If your concern is strictly COSMETIC, there are many new methods available to replace the fillings with beautiful, functional long lasting restorations.

Such things as white filling materials, porcelain inlays , crowns and veneers may be used to give you the smile you are seeking.

There is currently a great deal of interest in new reinforced hybrid materials. These beautiful resin materials may be reinforced with fibers, similar to fiberglass, and used in very conservative inlays and bridges without having to grind away a whole healthy tooth.


Q. What are the advantages of laminates versus orthodontic treatment?

A. Orthodontic treatment takes 18 months to 2 years while porcelain laminates correct crooked teeth in two visits.

 


Q. There are so many different toothbrushes on the market today. How do I know which one is the right one for me?

A. This is a good question, which we hear daily. The brand of the toothbrush is not nearly as critical as the type of bristle, the size and shape of the head and how frequently you replace your brush.

We recommend a soft bristled brush with a small head. The soft bristles are most important for the health of your gums. A small head allows you to get around each tooth more completely and is less likely to injure your gums.Daily frequency of brushing and replacement with a new brush are much more important issues than the brand you choose.

We recommend replacing your brush at least once a month.

My employees and I all brush, on average, 5 times a day.

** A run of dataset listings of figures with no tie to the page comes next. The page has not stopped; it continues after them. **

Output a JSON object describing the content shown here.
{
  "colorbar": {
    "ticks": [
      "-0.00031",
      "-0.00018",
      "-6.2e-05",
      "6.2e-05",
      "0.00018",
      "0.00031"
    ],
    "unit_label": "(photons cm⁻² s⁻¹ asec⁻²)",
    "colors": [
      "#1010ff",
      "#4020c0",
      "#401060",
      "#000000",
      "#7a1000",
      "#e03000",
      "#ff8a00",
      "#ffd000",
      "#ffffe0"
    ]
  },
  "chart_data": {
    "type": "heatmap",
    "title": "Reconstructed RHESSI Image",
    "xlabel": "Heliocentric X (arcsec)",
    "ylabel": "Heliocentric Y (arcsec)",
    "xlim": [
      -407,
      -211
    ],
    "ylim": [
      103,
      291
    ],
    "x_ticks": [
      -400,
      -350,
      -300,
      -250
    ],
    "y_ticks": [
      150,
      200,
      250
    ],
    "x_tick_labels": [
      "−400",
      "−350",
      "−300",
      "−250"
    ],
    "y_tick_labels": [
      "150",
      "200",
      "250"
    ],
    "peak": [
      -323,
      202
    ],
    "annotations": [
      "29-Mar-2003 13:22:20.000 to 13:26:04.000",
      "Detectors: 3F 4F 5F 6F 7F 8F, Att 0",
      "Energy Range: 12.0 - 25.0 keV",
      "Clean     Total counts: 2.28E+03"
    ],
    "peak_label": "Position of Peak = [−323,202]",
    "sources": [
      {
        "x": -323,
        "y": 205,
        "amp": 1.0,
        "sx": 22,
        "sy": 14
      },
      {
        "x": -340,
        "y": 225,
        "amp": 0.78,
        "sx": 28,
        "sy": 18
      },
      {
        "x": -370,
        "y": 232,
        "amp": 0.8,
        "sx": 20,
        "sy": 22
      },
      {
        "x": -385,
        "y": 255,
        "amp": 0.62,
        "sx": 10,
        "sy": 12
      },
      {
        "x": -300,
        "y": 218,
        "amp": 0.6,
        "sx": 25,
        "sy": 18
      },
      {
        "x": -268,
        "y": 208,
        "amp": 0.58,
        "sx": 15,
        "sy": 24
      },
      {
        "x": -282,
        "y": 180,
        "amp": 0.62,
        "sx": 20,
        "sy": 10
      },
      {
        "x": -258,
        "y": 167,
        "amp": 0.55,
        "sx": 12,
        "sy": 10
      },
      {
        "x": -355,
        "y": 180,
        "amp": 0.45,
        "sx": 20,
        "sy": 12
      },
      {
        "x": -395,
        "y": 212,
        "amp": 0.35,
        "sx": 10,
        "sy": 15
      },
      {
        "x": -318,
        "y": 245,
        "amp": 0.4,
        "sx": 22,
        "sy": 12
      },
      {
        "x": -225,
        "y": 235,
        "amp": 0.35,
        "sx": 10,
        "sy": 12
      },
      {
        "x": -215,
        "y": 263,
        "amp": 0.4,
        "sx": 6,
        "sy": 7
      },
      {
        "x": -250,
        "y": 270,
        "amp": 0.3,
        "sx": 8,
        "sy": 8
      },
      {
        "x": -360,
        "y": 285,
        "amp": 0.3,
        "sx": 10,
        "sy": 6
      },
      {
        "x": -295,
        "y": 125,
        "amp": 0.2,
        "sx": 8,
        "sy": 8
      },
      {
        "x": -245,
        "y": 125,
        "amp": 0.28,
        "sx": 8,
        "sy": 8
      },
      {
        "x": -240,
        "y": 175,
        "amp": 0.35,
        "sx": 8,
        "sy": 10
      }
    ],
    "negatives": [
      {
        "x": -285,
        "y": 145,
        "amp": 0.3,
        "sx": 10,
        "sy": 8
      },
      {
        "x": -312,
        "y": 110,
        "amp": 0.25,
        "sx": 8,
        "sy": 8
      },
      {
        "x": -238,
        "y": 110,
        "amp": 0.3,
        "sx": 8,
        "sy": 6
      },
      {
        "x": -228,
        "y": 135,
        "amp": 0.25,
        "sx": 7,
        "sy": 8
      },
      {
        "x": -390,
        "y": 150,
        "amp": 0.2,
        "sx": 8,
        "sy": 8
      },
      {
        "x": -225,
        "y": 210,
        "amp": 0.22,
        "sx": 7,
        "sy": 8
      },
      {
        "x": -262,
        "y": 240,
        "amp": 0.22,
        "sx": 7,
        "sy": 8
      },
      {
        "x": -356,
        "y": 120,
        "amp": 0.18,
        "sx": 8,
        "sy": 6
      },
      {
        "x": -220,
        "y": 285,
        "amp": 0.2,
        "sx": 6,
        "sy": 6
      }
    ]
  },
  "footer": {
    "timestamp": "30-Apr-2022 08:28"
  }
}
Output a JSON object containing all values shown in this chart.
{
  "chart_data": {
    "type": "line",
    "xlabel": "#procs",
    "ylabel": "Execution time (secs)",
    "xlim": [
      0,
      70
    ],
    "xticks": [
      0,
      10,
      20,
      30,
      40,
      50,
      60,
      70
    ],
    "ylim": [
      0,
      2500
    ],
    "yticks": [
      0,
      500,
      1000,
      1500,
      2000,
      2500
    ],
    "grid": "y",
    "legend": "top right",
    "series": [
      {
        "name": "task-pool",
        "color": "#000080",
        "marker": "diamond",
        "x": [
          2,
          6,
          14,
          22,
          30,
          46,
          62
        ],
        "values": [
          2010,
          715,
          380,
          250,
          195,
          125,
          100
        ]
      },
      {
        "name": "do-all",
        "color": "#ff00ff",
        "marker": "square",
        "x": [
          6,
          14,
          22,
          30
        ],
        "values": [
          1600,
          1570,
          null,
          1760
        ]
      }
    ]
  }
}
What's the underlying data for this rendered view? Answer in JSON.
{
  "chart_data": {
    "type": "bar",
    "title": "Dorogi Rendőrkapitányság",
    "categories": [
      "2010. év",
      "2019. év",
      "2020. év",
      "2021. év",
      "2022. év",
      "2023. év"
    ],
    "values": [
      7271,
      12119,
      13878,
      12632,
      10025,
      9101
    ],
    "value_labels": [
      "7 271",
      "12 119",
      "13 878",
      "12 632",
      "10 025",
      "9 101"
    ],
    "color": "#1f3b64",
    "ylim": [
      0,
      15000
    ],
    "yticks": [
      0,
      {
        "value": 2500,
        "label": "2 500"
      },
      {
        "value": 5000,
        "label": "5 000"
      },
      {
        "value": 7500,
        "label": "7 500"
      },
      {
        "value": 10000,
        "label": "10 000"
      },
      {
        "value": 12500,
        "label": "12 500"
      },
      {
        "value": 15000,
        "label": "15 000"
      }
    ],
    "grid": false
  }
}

We brush first thing in the morning, after each meal and at the end of the day .

If you are not able to do this because of your busy schedule, we recommend brushing twice a day at a bare minimum.


Q. I just recently went to a new dentist for a checkup and cleaning and asked him to check a cap that that was put on one of my front teeth by my former dentist. He informed me that I did not have a cap on any of my teeth. I know my last dentist fixed a broken front tooth and said he capped it. Who should I believe?

A. You have just experienced one of a number of common misunderstandings we see in dentistry today. Terminology used in dentistry is not 100% uniform throughout our profession. Both dentists were probably "correct".

The word "cap" as used in dentistry by different dentists can refer to a number of different things. A pulp cap refers to a calcium containing dressing placed under a deep filling to stimulate healing. A full crown, made by a dental laboratory which completely covers the outside of your tooth is frequently called a cap. A partly broken tooth may be built up by your dentist in the office with a bonded filling material. This is called a cap or "capping" by some dentists. This sounds like what you probably had done.